Notre-Dame de Paris : Et puis sa flèche est tombée …

Je ne pouvais pas ne pas écrire sur Notre-Dame de Paris. Mais j’ai pris mon temps, j’ai réfléchi. Après tout, qui mon avis peut-il bien intéresser ? Après tout, je n’habite plus en France depuis quelques années maintenant. Après tout, tout le monde s’en fout …
Et puis je me suis demandée pourquoi la vision des flammes ravageant ce bâtiment m’avait tellement émue. Quelle attraction ce tas de pierres pouvait bien avoir sur moi, la petite parisienne expatriée à Valencia ?
Et puis j’ai compris.
Notre-Dame de Paris, pour les Français, c’est un point de repère. On l’apprend très tôt dans les livres de géographie: toutes les distances depuis la capitale se calculent depuis son parvis. Le point zéro. L’origine. Tout comme l’île sur laquelle la cathédrale s’est bâtie : le berceau de Lutèce, l’antique Paris.
Notre-Dame de Paris, pour les Parisiens, c’est un point central de la ville et c’est ce qui réunit la bourgeoise rive gauche à la prolétaire rive droite. Je caricature bien entendu mais je ne suis pas loin de la vérité.
Si la Tour Eiffel pavoise de toute sa hauteur et de toute sa jeunesse en s’affichant sur les cartes postales et les photos des touristes du monde entier, Notre-Dame est plus discrète. Moins exubérante que sa voisine du Champs de mars, elle ne se maquille que très rarement de lumières et n’abrite pas de feux d’artifice grandioses. Notre-Dame c’est l’aïeule de la famille que l’on oublie souvent mais qui nous accueille chaleureusement lorsque l’on en a besoin.

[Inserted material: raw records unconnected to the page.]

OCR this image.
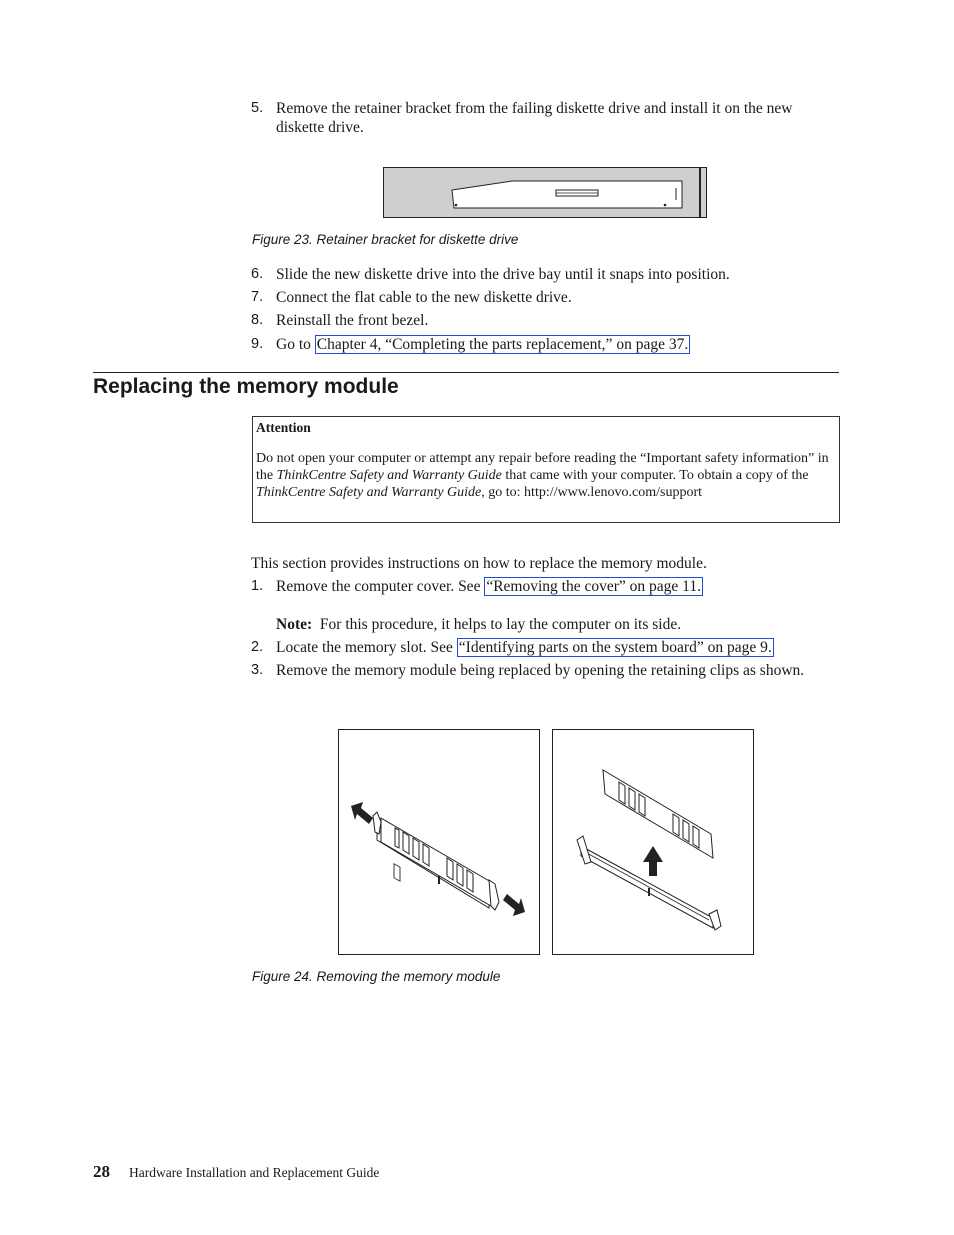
5. Remove the retainer bracket from the failing diskette drive and install it on the new diskette drive.
Figure 23. Retainer bracket for diskette drive
6. Slide the new diskette drive into the drive bay until it snaps into position.
7. Connect the flat cable to the new diskette drive.
8. Reinstall the front bezel.
9. Go to Chapter 4, “Completing the parts replacement,” on page 37.
Replacing the memory module
Attention
Do not open your computer or attempt any repair before reading the “Important safety information” in the ThinkCentre Safety and Warranty Guide that came with your computer. To obtain a copy of the ThinkCentre Safety and Warranty Guide, go to: http://www.lenovo.com/support
This section provides instructions on how to replace the memory module.
1. Remove the computer cover. See “Removing the cover” on page 11.
Note: For this procedure, it helps to lay the computer on its side.
2. Locate the memory slot. See “Identifying parts on the system board” on page 9.
3. Remove the memory module being replaced by opening the retaining clips as shown.
Figure 24. Removing the memory module
28 Hardware Installation and Replacement Guide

Notre-Dame c’est un temple : un espace hors du temps, séparé du reste du monde. Plusieurs fois j’y suis allée pour chercher un peu de calme entre deux rendez-vous trop agités. A chaque fois je fus surprise de me retrouver dans cet havre de paix en plein milieu d’une métropole de plus de deux millions d’habitants. Un refuge silencieux que les 30.000 visiteurs quotidiens respectent indépendamment de leur religion. Car il n’est même plus question de religion ici, il est question de symbole.
Notre-Dame c’est un symbole à elle toute-seule. Majestueuse, calme et pourtant si forte, elle a résisté à tant d’événements difficiles. Et je pense sans cesse à ces bâtisseurs, ces milliers d’ouvriers qui se sont succédés pour l’édifier. Combien sont-ils à avoir travaillé dessus ? Certains diront qu’après tout, Notre-Dame, ce n’est que de la pierre et du bois. Cela me fait encore plus mal que l’on balaie d’un revers de la main cette labeur, cette œuvre commune. Qui sommes-nous pour dénigrer le travail de nos ancêtres ? Qu’avons-nous fait dans notre vie pour réduire ce monument à un tas de pierres ?
Et c’est un sentiment de honte qui m’a envahi. Debout depuis près de 900 ans, c’est à notre époque contemporaine qu’elle s’est effondrée partiellement. Et c’est un symbole qui s’est effondré. Et c’est mon temple qui s’est effondré…
Pétrifiée devant ma télévision, je regardais brûler ce monument que je pensais indestructible. Avec mon mari nous redoutions le pire. C’est alors qu’il m’a dit cette phrase : « Le plus difficile dans l’expatriation, d’être loin de Paris et de notre région d’origine, c’est de constater qu’à chaque retour les choses ont changé. On ne verra plus Notre-Dame telle que nous l’avons connue. »
Et puis sa flèche est tombée … et je me suis mise à pleurer mon temple perdu.